Paydaşlığın (ortaklığın) giderilmesi davaları, paylı mülkiyet veya elbirliği mülkiyetine konu taşınır veya taşınmaz mallarda paydaşlar (ortaklar) arasında mevcut birlikte mülkiyet ilişkisini sona erdirip ferdi mülkiyete geçmeyi sağlayan, iki taraflı, tarafları için benzer sonuçlar doğuran davalardır.
Paydaşlığın giderilmesi davasını paydaşlardan biri veya birkaçı diğer paydaşlara karşı açar. HMK"nun 27. maddesi uyarınca davada bütün paydaşların yer alması zorunludur. Paydaşlardan veya ortaklardan birinin ölümü halinde alınacak mirasçılık belgesine göre mirasçılarının davaya katılmaları sağlandıktan sonra işin esasının incelenmesi gerekir.
Ortaklığının giderilmesi istenen taşınmaz üzerinde intifa hakkı var ise bu hak sahibinin davaya dahil edilmesi zorunludur. Satış suretiyle ortaklığın giderilmesi istenen taşınmaz üzerinde 4721 sayılı TMK"nin yürürlüğe girdiği 01.01.2002 tarihinden önce kurulmuş bir intifa hakkı varsa taşınmazın 14.03.1960 tarihli ve 1/3 sayılı Yargıtay İçtihadı Birleştirme Kararı uyarınca intifa hakkı ile yükümlü olarak satılması gerekir.
İntifa hakkı sahibi yalnız başına bu hakkının paraya çevrilmesini, taşınmazın intifasız satışını isterse diğer paydaşların muvafakati aranmaksızın taşınmazın intifasız satışına karar verilmelidir.
İntifa hakkı 01.01.2002 tarihinden sonra kurulmuş ise, 4721 sayılı TMK"nin 700. maddesi uyarınca "Bir paydaşın kendi payı üzerinde intifa hakkı kurması halinde, diğer paydaşlardan biri intifa hakkının kurulduğunun kendisine tebliğinden başlayarak üç ay içinde paylaşma isteminde bulunursa; satış yoluyla paylaşmada intifa hakkı, buna ilişkin paya düşecek bedel üzerinde devam eder."
Somut olaya gelince; dava konusu 198 ada 12 parsel sayılı taşınmazda tapu kayıt maliki davalı ..."a ait 40/199 hissenin intifa hakkının Pınar Uysal"a ait olduğu anlaşılmaktadır. İntifa hakkı sahibi olan ..."ın davada yer almadığı anlaşıldığından, davada yer almasının sağlanması gerekir.
6100 sayılı HMK’nun “Hüküm, hükmün verilmesi ve tefhimi” başlıklı 294. maddesinde açıklandığı üzere mahkeme, usule veya esasa ilişkin bir nihai kararla davayı sona erdirir.
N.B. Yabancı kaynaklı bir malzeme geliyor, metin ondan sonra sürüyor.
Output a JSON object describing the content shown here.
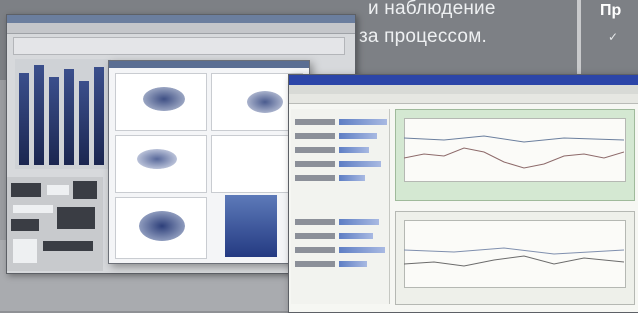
{
  "caption": {
    "line1": "и наблюдение",
    "line2": "за процессом."
  },
  "sidebar": {
    "title": "Пр",
    "bullet": "✓"
  },
  "screens": {
    "front_window": {
      "title": ""
    }
  },
  "colors": {
    "background": "#8f9195",
    "titlebar_front": "#2b45a8",
    "green_panel": "#d4e8d2",
    "bars": "#1b2650"
  }
}
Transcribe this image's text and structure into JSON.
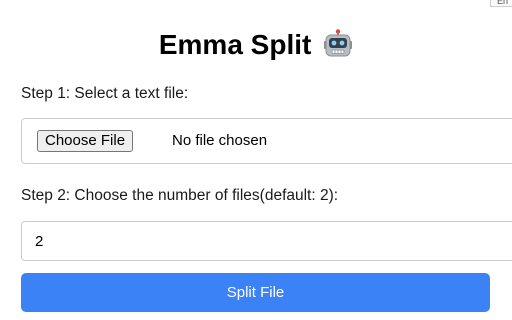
{
  "corner": {
    "label": "En"
  },
  "header": {
    "title": "Emma Split",
    "title_icon": "robot-face-icon"
  },
  "step1": {
    "label": "Step 1: Select a text file:"
  },
  "file_input": {
    "button_label": "Choose File",
    "status": "No file chosen"
  },
  "step2": {
    "label": "Step 2: Choose the number of files(default: 2):"
  },
  "count_input": {
    "value": "2"
  },
  "split_button": {
    "label": "Split File"
  },
  "colors": {
    "accent": "#3b82f6",
    "border": "#cccccc",
    "text": "#000000",
    "button_text": "#ffffff"
  }
}
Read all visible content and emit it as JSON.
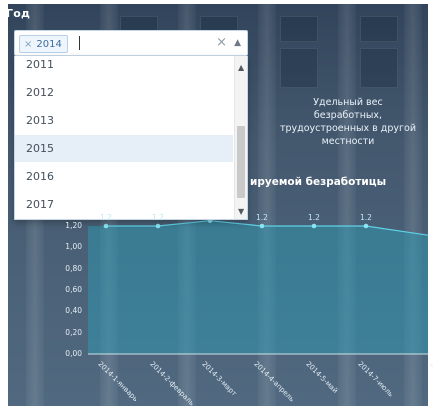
{
  "filter": {
    "label": "Год",
    "selected_tags": [
      "2014"
    ],
    "remove_tag_glyph": "×",
    "clear_glyph": "×",
    "toggle_glyph": "▲"
  },
  "dropdown": {
    "options": [
      "2011",
      "2012",
      "2013",
      "2015",
      "2016",
      "2017"
    ],
    "highlighted_index": 3,
    "scroll_up_glyph": "▲",
    "scroll_down_glyph": "▼"
  },
  "chart_text": {
    "annotation_lines": [
      "Удельный вес",
      "безработных,",
      "трудоустроенных в другой",
      "местности"
    ],
    "title_fragment": "ируемой безработицы"
  },
  "chart_data": {
    "type": "area",
    "title": "",
    "xlabel": "",
    "ylabel": "",
    "ylim": [
      0,
      1.2
    ],
    "yticks": [
      "0,00",
      "0,20",
      "0,40",
      "0,60",
      "0,80",
      "1,00",
      "1,20"
    ],
    "categories": [
      "2014-1-январь",
      "2014-2-февраль",
      "2014-3-март",
      "2014-4-апрель",
      "2014-5-май",
      "2014-7-июль",
      "2014-8"
    ],
    "point_labels": [
      "1.2",
      "1.2",
      "",
      "1.2",
      "1.2",
      "1.2",
      "1.1"
    ],
    "values": [
      1.2,
      1.2,
      1.25,
      1.2,
      1.2,
      1.2,
      1.1
    ],
    "colors": {
      "area": "#2aa0b8",
      "line": "#5fd1e6",
      "marker": "#8be4f2"
    }
  }
}
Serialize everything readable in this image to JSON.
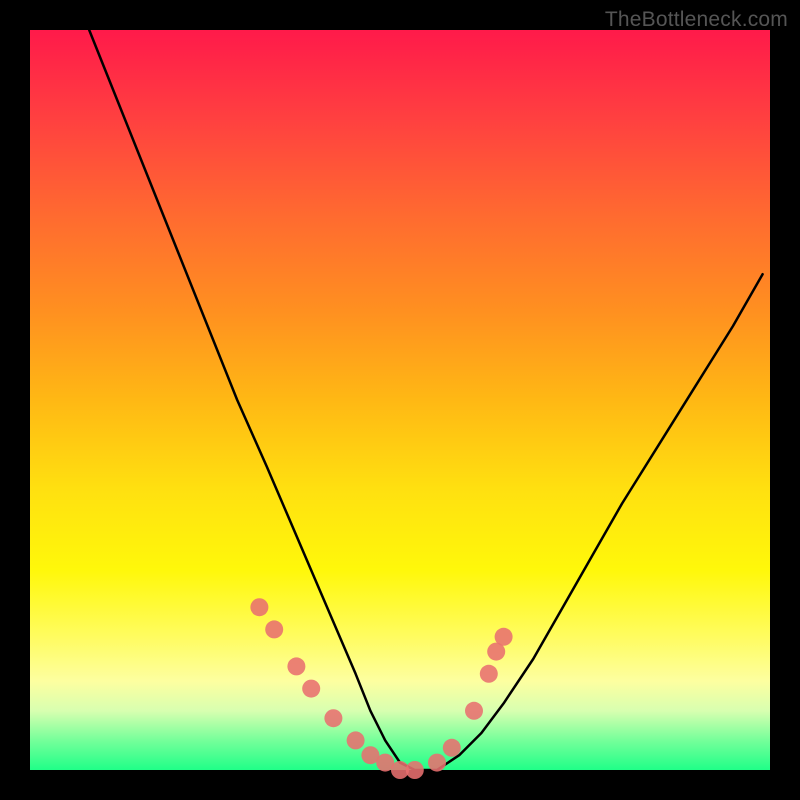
{
  "watermark": "TheBottleneck.com",
  "chart_data": {
    "type": "line",
    "title": "",
    "xlabel": "",
    "ylabel": "",
    "xlim": [
      0,
      100
    ],
    "ylim": [
      0,
      100
    ],
    "series": [
      {
        "name": "bottleneck-curve",
        "x": [
          8,
          12,
          16,
          20,
          24,
          28,
          32,
          35,
          38,
          41,
          44,
          46,
          48,
          50,
          52,
          55,
          58,
          61,
          64,
          68,
          72,
          76,
          80,
          85,
          90,
          95,
          99
        ],
        "values": [
          100,
          90,
          80,
          70,
          60,
          50,
          41,
          34,
          27,
          20,
          13,
          8,
          4,
          1,
          0,
          0,
          2,
          5,
          9,
          15,
          22,
          29,
          36,
          44,
          52,
          60,
          67
        ]
      }
    ],
    "markers": {
      "name": "data-points",
      "color": "#e87070",
      "x": [
        31,
        33,
        36,
        38,
        41,
        44,
        46,
        48,
        50,
        52,
        55,
        57,
        60,
        62,
        63,
        64
      ],
      "values": [
        22,
        19,
        14,
        11,
        7,
        4,
        2,
        1,
        0,
        0,
        1,
        3,
        8,
        13,
        16,
        18
      ]
    }
  }
}
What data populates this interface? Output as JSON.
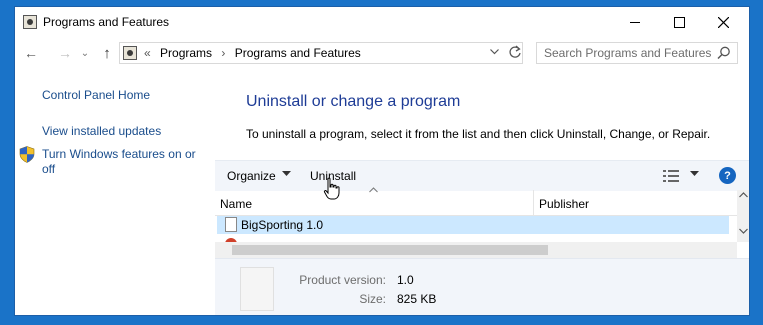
{
  "window": {
    "title": "Programs and Features",
    "controls": {
      "minimize": "minimize",
      "maximize": "maximize",
      "close": "close"
    }
  },
  "nav": {
    "back": "←",
    "forward": "→",
    "recent": "⌄",
    "up": "↑"
  },
  "address": {
    "overflow": "«",
    "segments": [
      "Programs",
      "Programs and Features"
    ],
    "separator": "›"
  },
  "search": {
    "placeholder": "Search Programs and Features"
  },
  "sidebar": {
    "links": {
      "home": "Control Panel Home",
      "updates": "View installed updates",
      "features": "Turn Windows features on or off"
    }
  },
  "main": {
    "heading": "Uninstall or change a program",
    "description": "To uninstall a program, select it from the list and then click Uninstall, Change, or Repair."
  },
  "toolbar": {
    "organize_label": "Organize",
    "uninstall_label": "Uninstall"
  },
  "list": {
    "columns": {
      "name": "Name",
      "publisher": "Publisher"
    },
    "rows": [
      {
        "name": "BigSporting 1.0",
        "publisher": "",
        "selected": true
      }
    ]
  },
  "details": {
    "product_version_label": "Product version:",
    "product_version": "1.0",
    "size_label": "Size:",
    "size": "825 KB"
  },
  "colors": {
    "accent": "#1e3c96",
    "link": "#1a4d8c",
    "selection": "#cce8ff",
    "toolbar_bg": "#f2f5fa",
    "help_blue": "#1565c0"
  },
  "icons": {
    "app": "control-panel-icon",
    "search": "search-icon",
    "shield": "uac-shield-icon",
    "help": "help-icon",
    "cursor": "hand-cursor-icon"
  }
}
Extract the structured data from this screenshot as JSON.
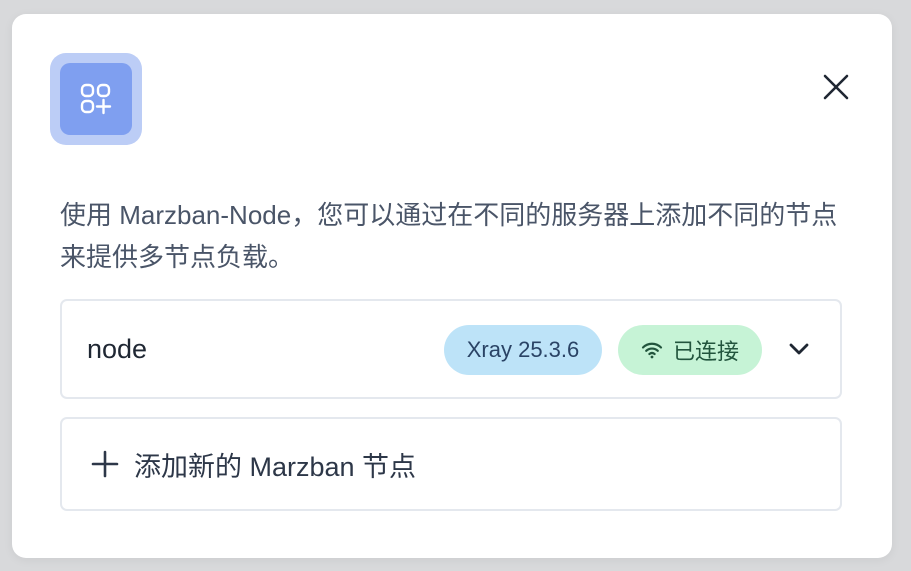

Yargılama sonunda uyuşmazlığın esası hakkında verilen nihai karar, hükümdür. Hüküm, yargılamanın sona erdiği duruşmada verilir ve tefhim olunur.
Aynı yasanın “Hükmün kapsamı” başlıklı 297. maddesi gereğince hükmün sonuç kısmında, gerekçeye ait herhangi bir söz tekrar edilmeksizin, taleplerden her biri hakkında verilen hükümle, taraflara yüklenen borç ve tanınan hakların, sıra numarası altında; açık, şüphe ve tereddüt uyandırmayacak şekilde gösterilmesi gereklidir.
“Hükmün yazılması” başlıklı 298. maddesi gereğince de gerekçeli karar, tefhim edilen hüküm sonucuna aykırı olamaz.
10.4.1992 tarihli ve 1991/7-1992/4 sayılı Yargıtay İçtihadı Birleştirme Büyük Genel Kurulu Kararında kısa kararla gerekçeli kararın çelişkili bulunmasının bozma nedeni oluşturacağı, bozmadan sonra mahkemenin önceki kısa kararla bağlı olmasızın çelişkiyi kaldırmak kaydı ile vicdani kanaatine göre karar verebileceği öngörülmüştür.
Mahkemece gerekçeli kararda davacı lehine 1.500,00TL maktu vekalet ücretine hükmedilmesine rağmen kısa kararda davacı lehine 1.100,00TL maktu vekalet ücretine hükmedildiği, tefhim edilen kısa karar ile gerekçeli karar arasında çelişki meydana geldiği, anlaşılmış olup; bu husus kararın infazında tereddüt oluşturacağından gerekçeli karar ile tefhim edilen kısa karar arasındaki çelişki giderilmek ve intifa hakkı sahibinin davada taraf olması sağlanmak üzere hükmün bozulması gerekmiştir
SONUÇ: Yukarıda açıklanan nedenle; hükmün BOZULMASINA, bozma nedenine göre sair hususların şimdilik incelenmesine yer olmadığına, peşin yatırılan harcın istek halinde yatırana iadesine, 08/10/2019 tarihinde oy birliği ile karar verildi.